Bayona's fried chicken livers
Bayona has a focused menu. About half of it has not changed for a decade, and the other half changes at least monthly. It’s been a while, but I did not recognize the fried chicken livers listed as an appetizer from my last visit.
If you read the last sentence of the preceding paragraph and shuddered involuntarily at the mention of “liver,” then you’d best skip a paragraph or two, because there’s something about the slightly metallic flavor of liver that I very much like, and I intend to go into it a bit.

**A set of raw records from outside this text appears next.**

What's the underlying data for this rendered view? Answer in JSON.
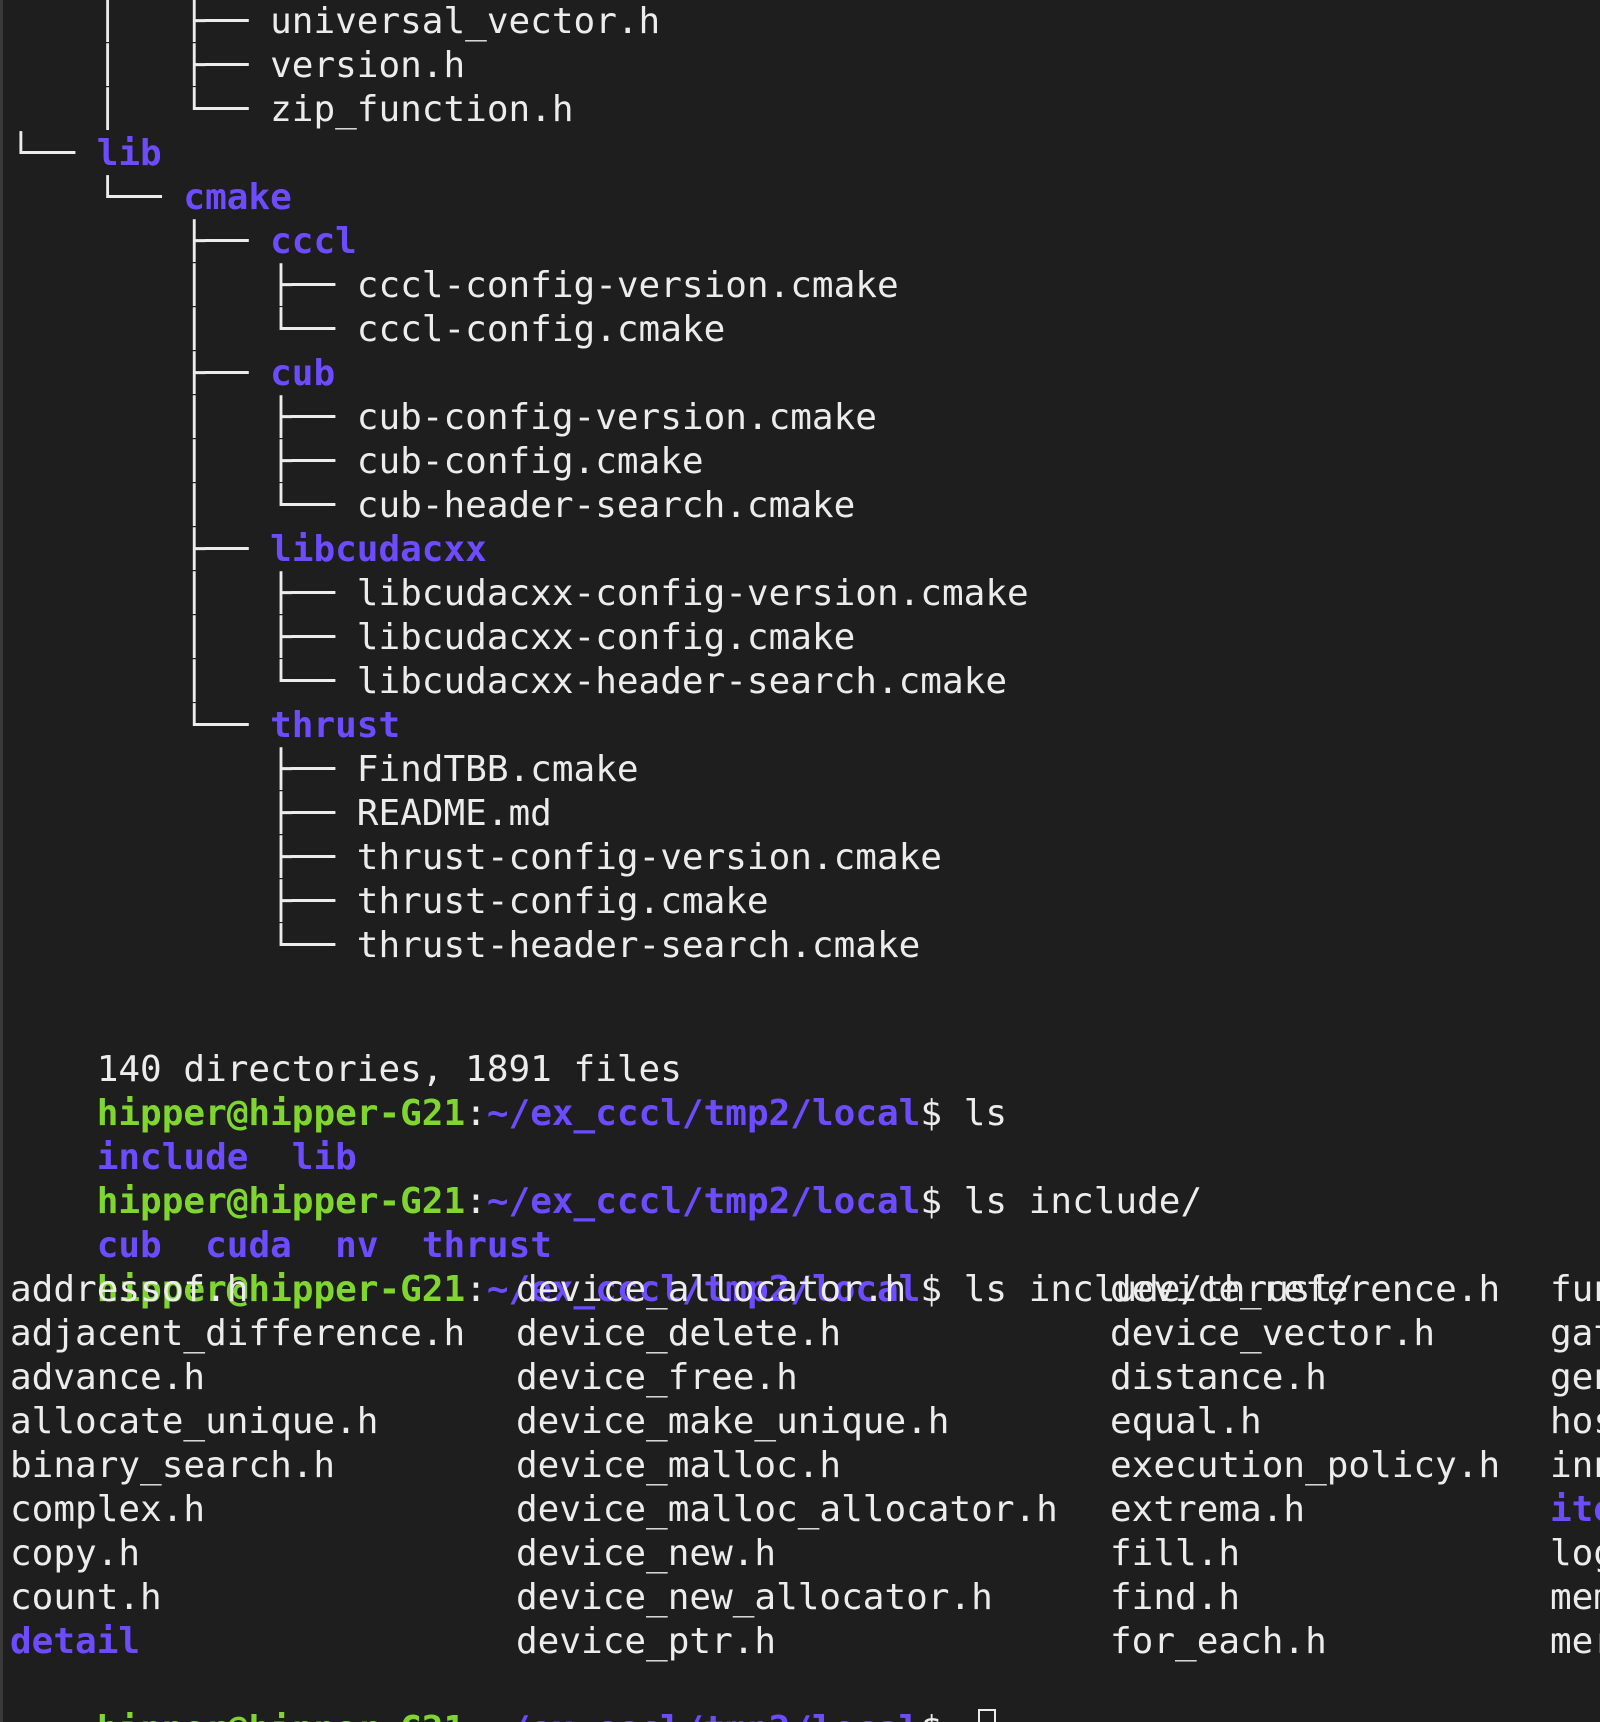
{
  "window": {
    "title": "Terminal"
  },
  "tree_lines": [
    {
      "prefix": "    │   ├── ",
      "name": "universal_vector.h",
      "type": "file"
    },
    {
      "prefix": "    │   ├── ",
      "name": "version.h",
      "type": "file"
    },
    {
      "prefix": "    │   └── ",
      "name": "zip_function.h",
      "type": "file"
    },
    {
      "prefix": "└── ",
      "name": "lib",
      "type": "dir"
    },
    {
      "prefix": "    └── ",
      "name": "cmake",
      "type": "dir"
    },
    {
      "prefix": "        ├── ",
      "name": "cccl",
      "type": "dir"
    },
    {
      "prefix": "        │   ├── ",
      "name": "cccl-config-version.cmake",
      "type": "file"
    },
    {
      "prefix": "        │   └── ",
      "name": "cccl-config.cmake",
      "type": "file"
    },
    {
      "prefix": "        ├── ",
      "name": "cub",
      "type": "dir"
    },
    {
      "prefix": "        │   ├── ",
      "name": "cub-config-version.cmake",
      "type": "file"
    },
    {
      "prefix": "        │   ├── ",
      "name": "cub-config.cmake",
      "type": "file"
    },
    {
      "prefix": "        │   └── ",
      "name": "cub-header-search.cmake",
      "type": "file"
    },
    {
      "prefix": "        ├── ",
      "name": "libcudacxx",
      "type": "dir"
    },
    {
      "prefix": "        │   ├── ",
      "name": "libcudacxx-config-version.cmake",
      "type": "file"
    },
    {
      "prefix": "        │   ├── ",
      "name": "libcudacxx-config.cmake",
      "type": "file"
    },
    {
      "prefix": "        │   └── ",
      "name": "libcudacxx-header-search.cmake",
      "type": "file"
    },
    {
      "prefix": "        └── ",
      "name": "thrust",
      "type": "dir"
    },
    {
      "prefix": "            ├── ",
      "name": "FindTBB.cmake",
      "type": "file"
    },
    {
      "prefix": "            ├── ",
      "name": "README.md",
      "type": "file"
    },
    {
      "prefix": "            ├── ",
      "name": "thrust-config-version.cmake",
      "type": "file"
    },
    {
      "prefix": "            ├── ",
      "name": "thrust-config.cmake",
      "type": "file"
    },
    {
      "prefix": "            └── ",
      "name": "thrust-header-search.cmake",
      "type": "file"
    }
  ],
  "summary": "140 directories, 1891 files",
  "prompt": {
    "user_host": "hipper@hipper-G21",
    "colon": ":",
    "path": "~/ex_cccl/tmp2/local",
    "dollar": "$ "
  },
  "commands": [
    {
      "cmd": "ls",
      "output": [
        "include",
        "lib"
      ]
    },
    {
      "cmd": "ls include/",
      "output": [
        "cub",
        "cuda",
        "nv",
        "thrust"
      ]
    },
    {
      "cmd": "ls include/thrust/"
    }
  ],
  "thrust_listing": {
    "col1": [
      {
        "name": "addressof.h",
        "type": "file"
      },
      {
        "name": "adjacent_difference.h",
        "type": "file"
      },
      {
        "name": "advance.h",
        "type": "file"
      },
      {
        "name": "allocate_unique.h",
        "type": "file"
      },
      {
        "name": "binary_search.h",
        "type": "file"
      },
      {
        "name": "complex.h",
        "type": "file"
      },
      {
        "name": "copy.h",
        "type": "file"
      },
      {
        "name": "count.h",
        "type": "file"
      },
      {
        "name": "detail",
        "type": "dir"
      }
    ],
    "col2": [
      {
        "name": "device_allocator.h",
        "type": "file"
      },
      {
        "name": "device_delete.h",
        "type": "file"
      },
      {
        "name": "device_free.h",
        "type": "file"
      },
      {
        "name": "device_make_unique.h",
        "type": "file"
      },
      {
        "name": "device_malloc.h",
        "type": "file"
      },
      {
        "name": "device_malloc_allocator.h",
        "type": "file"
      },
      {
        "name": "device_new.h",
        "type": "file"
      },
      {
        "name": "device_new_allocator.h",
        "type": "file"
      },
      {
        "name": "device_ptr.h",
        "type": "file"
      }
    ],
    "col3": [
      {
        "name": "device_reference.h",
        "type": "file"
      },
      {
        "name": "device_vector.h",
        "type": "file"
      },
      {
        "name": "distance.h",
        "type": "file"
      },
      {
        "name": "equal.h",
        "type": "file"
      },
      {
        "name": "execution_policy.h",
        "type": "file"
      },
      {
        "name": "extrema.h",
        "type": "file"
      },
      {
        "name": "fill.h",
        "type": "file"
      },
      {
        "name": "find.h",
        "type": "file"
      },
      {
        "name": "for_each.h",
        "type": "file"
      }
    ],
    "col4": [
      {
        "name": "fun",
        "type": "file"
      },
      {
        "name": "gat",
        "type": "file"
      },
      {
        "name": "gen",
        "type": "file"
      },
      {
        "name": "hos",
        "type": "file"
      },
      {
        "name": "inn",
        "type": "file"
      },
      {
        "name": "ite",
        "type": "dir"
      },
      {
        "name": "log",
        "type": "file"
      },
      {
        "name": "mem",
        "type": "file"
      },
      {
        "name": "mer",
        "type": "file"
      }
    ]
  },
  "colors": {
    "background": "#1e1e1e",
    "text": "#ececec",
    "directory": "#6d4cff",
    "prompt_user": "#7fd62e"
  }
}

These livers were fried perfectly. The richness was cut by a Caribbean pickle of cucumbers and jicama, as well as a sauce that approximated “barbecue” without being cloyingly sweet. It was an outstanding plate of food.
I am a fan of chicken (and other) livers from “the way back” as the kids say. I have turned powerful women and slightly drunk men into fans of chicken livers with a very simple recipe that involves poaching the meat in strong wine and then combining the puréed livers with a large amount of butter. I call it mousse, but you can call it chopped liver if you want. Just don't call me late for dinner or mistake me for Mr. Robert Frost.

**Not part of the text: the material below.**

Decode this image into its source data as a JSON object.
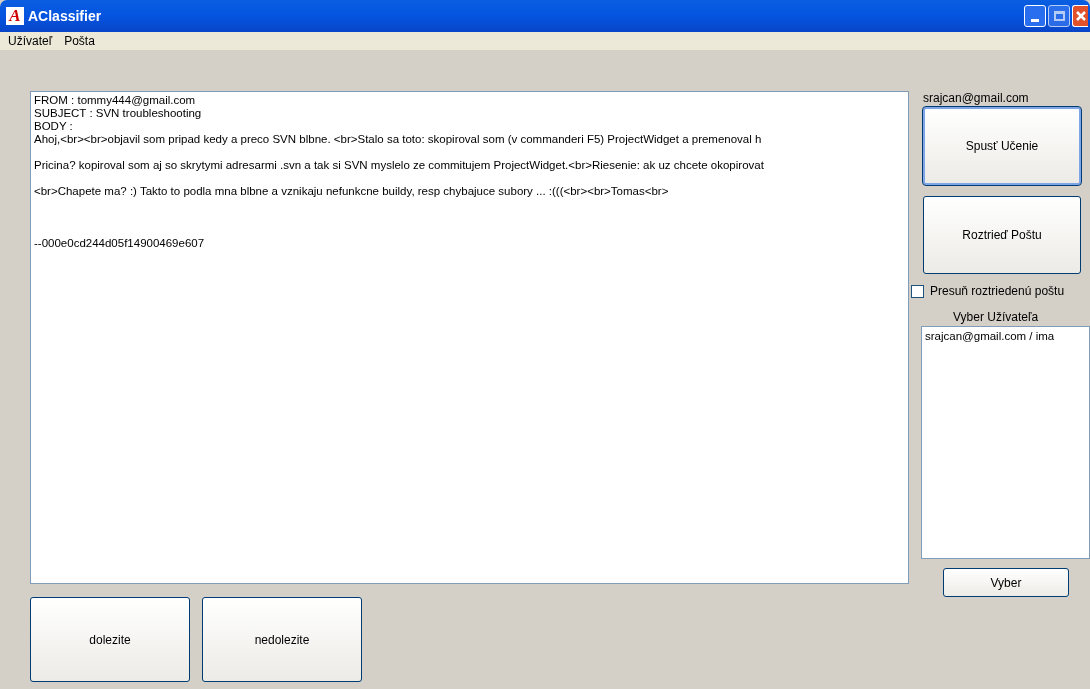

Anyway, I’m not bragging – it’s not like I came up with the idea of combining liver and large amounts of butter – but to the extent you’ve never been a fan of chicken livers, give this a try the next time you buy a whole bird and are wondering what to do with the squishy red lobes you pull out of the cavity:
Put a half-stick of butter on your kitchen counter to come to room temperature. Bring about one-half cup of port, sherry or marsala to a simmer in a small saucepan. Add the roughly chopped liver from a chicken, making sure the liver is covered by the liquid. Season with a little salt and pepper and cook for about 5 minutes, or until the liver is just a bit pink. Let it rest for around 10 minutes, then put the liver through a fine-mesh sieve. Heat the butter to melt it then stir it into the liver, seasoning with salt and pepper.
You can expand on that recipe by changing the liquid in which you poach the livers or adding herbs or spices before or after the poaching.
Once you’ve combined the liver, purée with the butter; you just need to let it cool a bit. Bob’s your uncle and you’ll impress almost all dinner guests.